No obstante, aquel hombre me llamó la atención por el gesto de desolación y por aquella declaración tan explícita de urgente necesidad. Sin pensarlo, entré a la tienda y salí con una bolsa repleta de comida para aliviar el apremiante deseo de algo tan básico como alimentarse. Le alargué la bolsa, la tomo entre sus manos y me miró con sorpresa; luego la abrió y, sin mediar palabra, se echó a llorar. Me sentí tan mal que no podía irme sin hacer algo. Le tomé del brazo, intenté calmarle un poco y, entre sollozos, aquel hombre me dijo que llevaba dos días apostado en aquella esquina y solo había recibido monedas por un total de dos euros con los que había resistido.
Estaba falto de fuerzas, sin esperanzas, sin apegos, solo en esta ingente ciudad que le había cerrado la esperanza de par en par. Comprobé que tenía heridas en los pies porque el calzado que llevaba no era de su número, y le propuse llamar a una ambulancia para que le atendiera; después le di la dirección de una iglesia cercana donde Cáritas hacía una encomiable labor dando ropa y comida a la gente necesitada; además conocía la existencia de una trabajadora social que controlaba las necesidades de muchos habitantes de la calle. A todo asintió, como un muñeco roto, sin voluntad.
La ambulancia llegó a los pocos minutos y, mientras tanto, un grupo de gente sin nada mejor que hacer se arremolinó para curiosear y opinar sobre la situación. Se lo llevaron y me miró con agradecimiento, no sin antes tomar mi mano y, al apretarla, darme las gracias.
Llegué a casa y continué mi vida de rutina, aunque valorando mucho más la comida que ponía en la mesa, o el bienestar de disfrutar de tantas cosas de las que otros carecían.
No volví a verle hasta unos días después. Tenía mejor aspecto, vestía correctamente y calzaba unas cómodas zapatillas deportivas. Cuando le vi, le pregunté cómo se encontraba y solo accedió a reiterarme las gracias y entregarme una pieza de madera que había tallado durante los días que estuvo ingresado en el hospital.
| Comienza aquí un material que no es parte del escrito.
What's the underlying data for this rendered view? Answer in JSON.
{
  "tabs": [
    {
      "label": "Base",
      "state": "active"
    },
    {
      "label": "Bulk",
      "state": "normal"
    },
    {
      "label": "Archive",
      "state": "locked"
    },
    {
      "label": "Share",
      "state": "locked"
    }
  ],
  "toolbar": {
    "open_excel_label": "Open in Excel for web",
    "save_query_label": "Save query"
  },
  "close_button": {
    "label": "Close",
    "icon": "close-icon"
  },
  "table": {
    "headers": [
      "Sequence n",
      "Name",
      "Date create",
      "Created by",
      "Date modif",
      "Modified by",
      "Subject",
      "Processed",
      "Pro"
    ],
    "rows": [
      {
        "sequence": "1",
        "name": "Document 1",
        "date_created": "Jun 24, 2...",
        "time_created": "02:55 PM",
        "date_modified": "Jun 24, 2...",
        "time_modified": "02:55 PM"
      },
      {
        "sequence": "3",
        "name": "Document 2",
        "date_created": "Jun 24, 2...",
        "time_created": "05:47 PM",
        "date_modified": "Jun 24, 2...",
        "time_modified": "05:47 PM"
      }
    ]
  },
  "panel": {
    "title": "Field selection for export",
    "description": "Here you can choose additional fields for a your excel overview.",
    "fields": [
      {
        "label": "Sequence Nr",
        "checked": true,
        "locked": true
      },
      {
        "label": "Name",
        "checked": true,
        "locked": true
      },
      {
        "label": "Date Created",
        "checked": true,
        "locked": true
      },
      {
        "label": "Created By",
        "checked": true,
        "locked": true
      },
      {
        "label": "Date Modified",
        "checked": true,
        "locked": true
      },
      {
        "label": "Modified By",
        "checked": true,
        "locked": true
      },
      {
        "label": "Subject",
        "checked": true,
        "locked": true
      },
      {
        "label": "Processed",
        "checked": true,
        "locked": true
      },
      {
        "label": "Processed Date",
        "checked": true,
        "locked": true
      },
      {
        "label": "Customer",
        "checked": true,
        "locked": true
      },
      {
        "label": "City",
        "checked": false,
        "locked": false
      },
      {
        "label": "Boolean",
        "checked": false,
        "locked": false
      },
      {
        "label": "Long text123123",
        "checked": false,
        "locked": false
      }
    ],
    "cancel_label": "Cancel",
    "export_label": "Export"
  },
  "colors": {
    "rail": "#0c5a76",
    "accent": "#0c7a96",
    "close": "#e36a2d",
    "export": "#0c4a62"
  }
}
Al salir, Cáritas le había proporcionado la ropa que llevaba y la posibilidad de un plato diario de comida; consiguiéndole también hacer pequeños trabajos como chico para todo en una tienda de comestibles que precisaba ayuda intermitente, y ayudaba a los parroquianos a llevar el carro de la compra a casa o acercarlo al coche. Con esas pequeñas tareas sobrevivía honradamente.
Me dijo que se había apostado en la misma esquina donde le vi hasta encontrarme para darme de nuevo las gracias, porque de no haber sido por mi ayuda, no sabía qué hubiera sido de él.
Regresé esa tarde contenta a casa. Cuando miré mis manos, un pequeño trozo de madera había adquirido la forma de un ángel; supongo que él me vio de ese modo; pero yo, cada vez que observo esa burda escultura que considero un pequeño tesoro, solo siento un punzante dolor porque aquel hombre había recuperado una dignidad que nunca debió perder.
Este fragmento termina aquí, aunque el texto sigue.